Encantadas ao conhecer o Cais Embarcadero – aberto ao público há seis meses, mas oficialmente inaugurado nesta quinta-feira (18) –, as pessoas costumam dizer que aquilo nem parece Porto Alegre. Faz sentido: a cidade atravessou décadas humilhada como uma das capitais mais horrorosas do país. E é fácil entender o que nos tornou tão desinteressantes.
Uma cidade só consegue ser atrativa, só consegue ser bonita e entusiasmante, quando se conecta com a própria identidade. Ela precisa respeitar e valorizar o que tem de exclusivo, o que tem de único – porque é dali que sairá um atributo realmente genuíno, autêntico, diferente, singular. Isso vale não só para cidades, vale para pessoas também: você se torna incrível quando descobre seu diferencial.

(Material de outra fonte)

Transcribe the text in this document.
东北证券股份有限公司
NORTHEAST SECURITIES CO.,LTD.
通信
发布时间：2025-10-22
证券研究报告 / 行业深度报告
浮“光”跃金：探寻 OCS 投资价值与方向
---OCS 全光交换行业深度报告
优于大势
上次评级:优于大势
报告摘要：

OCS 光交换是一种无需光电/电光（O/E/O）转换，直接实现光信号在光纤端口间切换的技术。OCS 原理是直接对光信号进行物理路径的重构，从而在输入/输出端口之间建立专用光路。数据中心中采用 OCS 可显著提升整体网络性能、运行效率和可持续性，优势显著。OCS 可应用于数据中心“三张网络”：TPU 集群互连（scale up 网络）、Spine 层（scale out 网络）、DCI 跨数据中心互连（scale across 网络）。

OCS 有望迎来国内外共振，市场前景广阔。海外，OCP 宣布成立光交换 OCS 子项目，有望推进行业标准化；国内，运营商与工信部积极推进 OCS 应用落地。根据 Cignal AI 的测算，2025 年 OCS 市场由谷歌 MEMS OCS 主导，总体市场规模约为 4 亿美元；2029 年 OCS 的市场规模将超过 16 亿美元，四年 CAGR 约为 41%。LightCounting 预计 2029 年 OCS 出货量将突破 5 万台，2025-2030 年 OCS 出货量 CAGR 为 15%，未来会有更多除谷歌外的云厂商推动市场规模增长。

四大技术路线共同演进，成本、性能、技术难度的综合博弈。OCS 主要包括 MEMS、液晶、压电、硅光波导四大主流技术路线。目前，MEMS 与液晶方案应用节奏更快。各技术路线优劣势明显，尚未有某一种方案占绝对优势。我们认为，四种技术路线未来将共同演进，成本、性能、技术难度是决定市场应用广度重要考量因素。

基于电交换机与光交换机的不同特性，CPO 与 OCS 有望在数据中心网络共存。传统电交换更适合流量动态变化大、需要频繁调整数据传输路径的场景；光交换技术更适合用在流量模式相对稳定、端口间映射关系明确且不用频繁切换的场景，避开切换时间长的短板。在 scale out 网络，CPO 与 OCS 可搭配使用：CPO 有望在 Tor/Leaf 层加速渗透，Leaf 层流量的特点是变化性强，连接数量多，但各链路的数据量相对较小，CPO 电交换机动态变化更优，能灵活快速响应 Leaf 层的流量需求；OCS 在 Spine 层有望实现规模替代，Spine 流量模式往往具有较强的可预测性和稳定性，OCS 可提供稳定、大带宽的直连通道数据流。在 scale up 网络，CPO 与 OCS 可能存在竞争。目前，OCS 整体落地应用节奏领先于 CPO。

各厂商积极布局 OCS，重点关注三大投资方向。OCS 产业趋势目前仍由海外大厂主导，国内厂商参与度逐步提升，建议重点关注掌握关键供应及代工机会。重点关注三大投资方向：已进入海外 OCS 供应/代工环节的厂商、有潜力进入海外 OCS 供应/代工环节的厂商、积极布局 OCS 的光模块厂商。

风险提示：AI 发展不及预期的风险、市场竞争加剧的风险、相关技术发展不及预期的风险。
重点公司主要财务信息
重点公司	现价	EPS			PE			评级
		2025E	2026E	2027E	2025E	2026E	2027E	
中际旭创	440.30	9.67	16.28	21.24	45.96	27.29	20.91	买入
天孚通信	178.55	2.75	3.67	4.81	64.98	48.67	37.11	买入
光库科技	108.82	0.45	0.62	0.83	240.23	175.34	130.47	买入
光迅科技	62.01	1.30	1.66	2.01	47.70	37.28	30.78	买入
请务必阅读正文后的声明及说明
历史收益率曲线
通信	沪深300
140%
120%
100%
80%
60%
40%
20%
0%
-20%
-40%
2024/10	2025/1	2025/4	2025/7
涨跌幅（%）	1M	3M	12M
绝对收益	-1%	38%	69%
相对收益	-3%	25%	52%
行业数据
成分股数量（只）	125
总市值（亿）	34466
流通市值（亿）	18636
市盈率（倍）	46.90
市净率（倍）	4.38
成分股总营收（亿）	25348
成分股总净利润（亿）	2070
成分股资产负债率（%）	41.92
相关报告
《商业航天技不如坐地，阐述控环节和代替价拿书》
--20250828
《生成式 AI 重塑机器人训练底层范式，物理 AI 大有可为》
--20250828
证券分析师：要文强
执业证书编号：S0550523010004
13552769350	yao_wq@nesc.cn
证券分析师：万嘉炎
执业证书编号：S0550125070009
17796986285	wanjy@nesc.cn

O diferencial de Porto Alegre nos foi arrancado ao longo do século passado. Toda a cultura da cidade, a economia, o lazer, a paisagem, as relações sociais, tudo isso tinha se desenvolvido em torno de uma única coisa: o Guaíba. Porto Alegre, aliás, só passou a existir por causa do Guaíba – os imigrantes se instalaram à margem dele porque era um ponto estratégico junto à água. Só que o Guaíba, aos poucos, foi ficando distante.
Boa parte dos aterros, por exemplo, afastou a população da praia. O muro da Mauá, uma aberração urbanística erguida nos anos 1970, bloqueou qualquer contato com o cais do porto. A linha do trensurb, embora importante, também serviu de barreira entre a cidade e o manancial. E a própria poluição da água, que crescia junto com a cidade, fez do Guaíba um fétido incômodo a ser evitado. Porto Alegre mergulhava, assim, em um paradoxo triste: à medida que se desenvolvia, também se distanciava da própria identidade.
Mas isso mudou. É emocionante perceber que essa consciência, de que a cidade precisa do Guaíba para se tornar atrativa, única, autêntica e vibrante, está cada vez mais clara para todo mundo – governo, empresariado, vereadores, população, finalmente parece haver um consenso capaz de unir a dividida capital gaúcha.
Daqui a cinco ou seis anos, as pessoas não dirão que "nem parece Porto Alegre". Dirão, com orgulho, que agora sim, isso é Porto Alegre.
Essa nova era começou em 2018, com a inauguração da Orla do Gasômetro, e ganhou corpo com as obras do trecho 3, aberto no mês passado com a maior pista de skate da América Latina. A chegada do Embarcadero, tão elogiado, revelou apenas uma ponta da iminente revitalização do Cais Mauá. E daqui a quatro meses teremos outro pedaço de Orla concluído, em frente ao shopping em construção no terreno do antigo Estaleiro Só.
Ainda estão por vir as obras do trecho 2, no entorno do Anfiteatro Pôr do Sol, e a promissora transformação do Parque Maurício Sirotsky Sobrinho, o Harmonia. Não vai parar por aí. Daqui a cinco ou seis anos, quando a cidade estiver quase que totalmente conectada ao Guaíba, as pessoas, embevecidas, não dirão que "nem parece Porto Alegre". Dirão, com orgulho, que agora sim, isso é Porto Alegre.